Doctoral Degree

Admissions Requirements

Advising

Upon admission to the school, a faculty adviser is assigned based on the evidence in the student’s statement of interest at the time of application and on the general commitments of the faculty. Students may change advisers with agreement of faculty. The adviser has the responsibility to assist the student in planning a program of study that meets the requirements of the Ph.D. program and to guide the student in the dissertation research. Until advancement to candidacy, there are yearly formal evaluations of progress that involve the student, the chair, the faculty adviser, and other faculty. After advancement to candidacy, the evaluation of progress is the responsibility of the formal doctoral committee.

Major Fields or Subdisciplines

The courses offered in the doctoral program cover a range of areas of inquiry in the theory and methodology of information studies, focusing on information-related artifacts (e.g., documents, texts, images, records, collections), agents (e.g., producers, managers, seekers), contexts (e.g., cultural, economic, legal, social, technological), institutions (e.g., organizations, professions, disciplines), practices (e.g., production, design, recording, representation, organization, replication, preservation, retrieval, communication, management, interpretation, use, destruction, policymaking), properties (e.g., authenticity, authorship, identity, reliability, trustworthiness, truth), values (e.g., aesthetic, ethical, functional), and related phenomena (e.g., data, evidence, heritage, knowledge, memory, and misinformation).

Foreign Language Requirement

None.

Course Requirements

A minimum of 72 units of coursework is required.

Students are required to take six core courses in the theory and methodology of information studies: Information StudiesĀ  291A, 291B, 291C, 298A, 298B, and 298C. Students also are required to take three elective courses chosen from graduate courses offered in this department, and three elective courses chosen from graduate courses offered outside of this department.

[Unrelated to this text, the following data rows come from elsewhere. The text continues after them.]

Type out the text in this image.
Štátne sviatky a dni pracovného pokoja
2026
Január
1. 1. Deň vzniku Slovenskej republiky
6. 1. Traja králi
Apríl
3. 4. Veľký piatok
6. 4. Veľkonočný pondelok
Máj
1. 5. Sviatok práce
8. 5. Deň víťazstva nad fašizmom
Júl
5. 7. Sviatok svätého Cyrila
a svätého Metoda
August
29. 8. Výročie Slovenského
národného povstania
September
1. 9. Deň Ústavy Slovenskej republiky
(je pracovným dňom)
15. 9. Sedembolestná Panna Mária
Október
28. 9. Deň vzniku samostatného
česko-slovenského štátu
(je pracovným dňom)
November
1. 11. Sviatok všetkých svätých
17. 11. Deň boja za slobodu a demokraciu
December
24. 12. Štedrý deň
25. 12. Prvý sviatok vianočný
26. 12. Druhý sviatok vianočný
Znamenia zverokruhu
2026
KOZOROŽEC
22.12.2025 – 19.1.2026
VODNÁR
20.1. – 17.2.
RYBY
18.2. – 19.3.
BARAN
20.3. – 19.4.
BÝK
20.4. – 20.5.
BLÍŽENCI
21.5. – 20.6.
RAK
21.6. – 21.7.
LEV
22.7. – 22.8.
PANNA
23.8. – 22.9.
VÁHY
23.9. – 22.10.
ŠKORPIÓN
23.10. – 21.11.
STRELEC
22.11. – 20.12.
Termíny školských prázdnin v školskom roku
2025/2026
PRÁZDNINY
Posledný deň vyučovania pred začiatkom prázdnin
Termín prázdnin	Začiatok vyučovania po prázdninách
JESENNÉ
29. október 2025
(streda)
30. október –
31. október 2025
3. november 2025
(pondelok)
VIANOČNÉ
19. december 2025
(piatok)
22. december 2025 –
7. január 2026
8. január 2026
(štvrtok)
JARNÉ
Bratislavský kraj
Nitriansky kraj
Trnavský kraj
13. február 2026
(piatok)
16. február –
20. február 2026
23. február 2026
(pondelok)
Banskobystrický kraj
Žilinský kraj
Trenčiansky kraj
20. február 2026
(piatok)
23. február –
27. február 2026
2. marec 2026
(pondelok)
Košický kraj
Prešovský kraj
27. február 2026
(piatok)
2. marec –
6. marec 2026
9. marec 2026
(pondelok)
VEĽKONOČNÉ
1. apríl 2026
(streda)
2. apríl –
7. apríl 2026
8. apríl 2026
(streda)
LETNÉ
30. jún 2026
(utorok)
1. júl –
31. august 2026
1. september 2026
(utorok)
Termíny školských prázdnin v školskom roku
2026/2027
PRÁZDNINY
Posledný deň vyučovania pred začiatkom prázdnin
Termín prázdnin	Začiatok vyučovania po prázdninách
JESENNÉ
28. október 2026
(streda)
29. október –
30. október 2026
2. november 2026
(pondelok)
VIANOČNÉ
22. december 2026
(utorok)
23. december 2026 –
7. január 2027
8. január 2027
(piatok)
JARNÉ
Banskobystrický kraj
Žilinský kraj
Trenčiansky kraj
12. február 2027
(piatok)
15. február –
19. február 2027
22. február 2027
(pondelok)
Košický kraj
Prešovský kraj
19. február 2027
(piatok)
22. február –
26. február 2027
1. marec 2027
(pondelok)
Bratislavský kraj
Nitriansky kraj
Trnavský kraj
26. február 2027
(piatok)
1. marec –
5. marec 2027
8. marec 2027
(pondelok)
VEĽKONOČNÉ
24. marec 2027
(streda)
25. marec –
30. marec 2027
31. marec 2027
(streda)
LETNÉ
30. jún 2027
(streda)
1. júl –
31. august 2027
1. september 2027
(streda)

In addition to the course requirements listed above, doctoral students are required to participate in the Doctoral Research Colloquium, to participate in research apprenticeship activities by enrolling Information Studies 596 for three quarters, and to be reviewed annually by the Doctoral Program committee until advancement to candidacy.

Teaching Experience

Not required.

Written and Oral Qualifying Examinations

Academic Senate regulations require all doctoral students to complete and pass University written and oral qualifying examinations prior to doctoral advancement to candidacy. Also, under Senate regulations the University oral qualifying examination is open only to the student and appointed members of the doctoral committee. In addition to University requirements, some graduate programs have other pre-candidacy examination requirements. What follows in this section is how students are required to fulfill all of these requirements for this doctoral program.

Students are required to pass a written qualifying examination on the theory and methodology of information studies.

After passing the written qualifying examination, the student is required to pass the University Oral Qualifying Examination, which is based on the oral defense of the dissertation proposal. The dissertation proposal and oral defense should be completed within one year after passing the written examination. The oral examination covers the significance of the chosen topic of research, the methodology and feasibility of the research, and the depth of the student’s knowledge in the specific field of the dissertation research.

Advancement to Candidacy

Students are advanced to candidacy upon successful completion of the written and oral qualifying examinations.

Doctoral Dissertation

Every doctoral degree program requires the completion of an approved dissertation that demonstrates the student’s ability to perform original, independent research and constitutes a distinct contribution to knowledge in the principal field of study.

Final Oral Examination (Defense of Dissertation)

Required for all students in the program.

Time-to-Degree

(1) From graduate admission to the written qualifying examination: Expected – one to six quarters.

(2) From graduate admission to the oral qualifying examination: Expected – one to nine quarters.

(3) From graduate admission to the final oral examination: Expected – one to fifteen quarters.

 

Degree: PhD

NORMATIVE TIME TO ATC (Quarters): 9

NORMATIVE TTD: 15

MAXIMUM TTD: 24

 

Termination of Graduate Study and Appeal of Termination

University Policy

A student who fails to meet the above requirements may be recommended for termination of graduate study. A graduate student may be disqualified from continuing in the graduate program for a variety of reasons. The most common is failure to maintain the minimum cumulative grade point average (3.00) required by the Academic Senate to remain in good standing (some programs require a higher grade point average). Other examples include failure of examinations, lack of timely progress toward the degree and poor performance in core courses. Probationary students (those with cumulative grade point averages below 3.00) are subject to immediate dismissal upon the recommendation of their department. University guidelines governing termination of graduate students, including the appeal procedure, are outlined in Standards and Procedures for Graduate Study at UCLA.

Special Departmental or Program Policy

In addition to the standard reasons outlined above, a student may be recommended for termination for failure of the comprehensive examination on two successive tests. A recommendation for termination is made by the Executive Committee of the faculty based on the advice of the faculty adviser and the chair. The chair notifies the student in writing of the decision. The student may appeal the decision through formal petition to the faculty.